A letter to my be. . . (Aug. 2, 2008)


It has been 3 months, lots of things happened. We're still tryin to work out on what we had just started. I really have no idea whats gonna happen in the future. Still dont know our status. Are we still on? I just go with the flow. We argue a lot, even the simpliest thing. We started knowing each other more. Our differences start coming. Seems like i dont know you at all. Trust have been broken. Harsh words have been spoken. No more tears to cry! How i missed my old sweet baby. . . Who accepts me for who i am. ... Kahit di kagwapuhan, kahit di kabanguhan, kahit di kaputian ang kilikili. . Masakit din pala kahit pabiro.

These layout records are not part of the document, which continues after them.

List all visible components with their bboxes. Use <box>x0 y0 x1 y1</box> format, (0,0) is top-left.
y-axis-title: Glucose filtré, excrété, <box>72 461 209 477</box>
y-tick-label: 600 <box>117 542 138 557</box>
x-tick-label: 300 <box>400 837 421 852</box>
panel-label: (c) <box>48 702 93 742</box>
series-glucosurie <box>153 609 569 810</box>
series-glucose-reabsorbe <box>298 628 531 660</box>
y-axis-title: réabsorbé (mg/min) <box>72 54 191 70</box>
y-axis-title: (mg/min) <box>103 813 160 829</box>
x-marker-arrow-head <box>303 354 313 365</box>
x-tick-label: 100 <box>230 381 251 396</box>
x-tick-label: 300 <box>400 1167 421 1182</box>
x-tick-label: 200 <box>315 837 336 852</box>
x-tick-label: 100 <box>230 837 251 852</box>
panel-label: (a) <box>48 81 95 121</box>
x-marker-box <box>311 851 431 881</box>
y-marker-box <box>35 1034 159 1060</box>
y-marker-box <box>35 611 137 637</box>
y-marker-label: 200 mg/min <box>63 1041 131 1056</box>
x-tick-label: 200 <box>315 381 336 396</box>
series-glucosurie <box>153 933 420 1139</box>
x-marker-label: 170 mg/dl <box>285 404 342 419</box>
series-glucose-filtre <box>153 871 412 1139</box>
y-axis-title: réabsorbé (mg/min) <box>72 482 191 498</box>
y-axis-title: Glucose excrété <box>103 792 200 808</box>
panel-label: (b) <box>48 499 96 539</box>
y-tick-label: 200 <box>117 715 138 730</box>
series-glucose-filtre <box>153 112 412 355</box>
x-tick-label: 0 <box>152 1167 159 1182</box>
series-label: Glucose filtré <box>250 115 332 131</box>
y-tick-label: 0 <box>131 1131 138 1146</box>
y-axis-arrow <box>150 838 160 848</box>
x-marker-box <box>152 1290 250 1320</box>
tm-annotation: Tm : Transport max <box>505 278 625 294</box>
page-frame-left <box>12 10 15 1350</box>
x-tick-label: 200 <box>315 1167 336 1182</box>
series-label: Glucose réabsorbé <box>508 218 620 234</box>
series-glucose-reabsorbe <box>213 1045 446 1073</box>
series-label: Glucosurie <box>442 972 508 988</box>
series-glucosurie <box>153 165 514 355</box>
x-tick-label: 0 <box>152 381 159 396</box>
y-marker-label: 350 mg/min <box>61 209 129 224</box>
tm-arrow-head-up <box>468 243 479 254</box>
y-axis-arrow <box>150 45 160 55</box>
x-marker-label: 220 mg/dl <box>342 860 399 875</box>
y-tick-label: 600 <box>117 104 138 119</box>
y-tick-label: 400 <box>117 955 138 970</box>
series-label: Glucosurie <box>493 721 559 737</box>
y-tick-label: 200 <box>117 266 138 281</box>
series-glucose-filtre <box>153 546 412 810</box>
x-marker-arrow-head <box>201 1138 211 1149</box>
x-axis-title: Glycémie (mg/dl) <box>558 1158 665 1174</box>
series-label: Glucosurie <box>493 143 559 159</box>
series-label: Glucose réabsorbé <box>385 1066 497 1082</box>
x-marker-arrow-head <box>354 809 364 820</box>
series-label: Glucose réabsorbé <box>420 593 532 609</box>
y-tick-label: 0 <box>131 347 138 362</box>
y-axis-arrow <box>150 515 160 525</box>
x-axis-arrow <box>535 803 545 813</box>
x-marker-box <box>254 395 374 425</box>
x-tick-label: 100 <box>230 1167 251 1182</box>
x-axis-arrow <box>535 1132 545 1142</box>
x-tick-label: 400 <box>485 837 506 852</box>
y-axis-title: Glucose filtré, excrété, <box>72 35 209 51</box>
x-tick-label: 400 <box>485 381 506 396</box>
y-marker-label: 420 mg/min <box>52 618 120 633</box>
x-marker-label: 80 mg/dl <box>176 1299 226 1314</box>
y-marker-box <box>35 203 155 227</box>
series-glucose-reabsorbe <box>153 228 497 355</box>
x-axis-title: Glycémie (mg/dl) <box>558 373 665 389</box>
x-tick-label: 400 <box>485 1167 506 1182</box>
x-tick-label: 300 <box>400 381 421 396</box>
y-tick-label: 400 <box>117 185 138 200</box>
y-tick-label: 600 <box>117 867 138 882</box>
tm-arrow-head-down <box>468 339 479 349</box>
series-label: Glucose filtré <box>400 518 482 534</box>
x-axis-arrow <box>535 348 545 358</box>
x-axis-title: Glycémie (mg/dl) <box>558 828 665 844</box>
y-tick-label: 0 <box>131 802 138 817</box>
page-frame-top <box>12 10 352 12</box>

May katigasan ka pa rin ng ulo. You've said it before na ganun ka talaga. Kung ano masabi mo yon na yon! Final! That's why most of the time di na lang ako kumikibo. . One time i said somethin it just turned out wrong. . Which you said that i didnt appreciate the effort of what you did for something, which i think you're right. . But you know i was so damn mad at you that day! Alam mo rin naman kung ano ang pinakamasakit na pweding gawin sa yo ng mahal mo? Ang pagmukhain kang tanga!
But then medyo ok na tayo ngayon. Tryin to forgive and forget. Tryin to save the relationship. Me tryin to understand you more. . Eventhough i felt your presence but the emptiness inside me flows. I just missed you so much. . You still care so much bout me thats what matters to me now. . Whatever your reasons, it doesnt matter anymore. . . Whether the passion is gone and the flares died down, doesnt matter! Just the thought that you are always here beside me, thats what matters most!
Maybe we dont blend together. We are not compatible. We are a total opposite. So many things we argue about! Im not sure where it is goin'. But one thing im sure of, minahal kita ng lubos!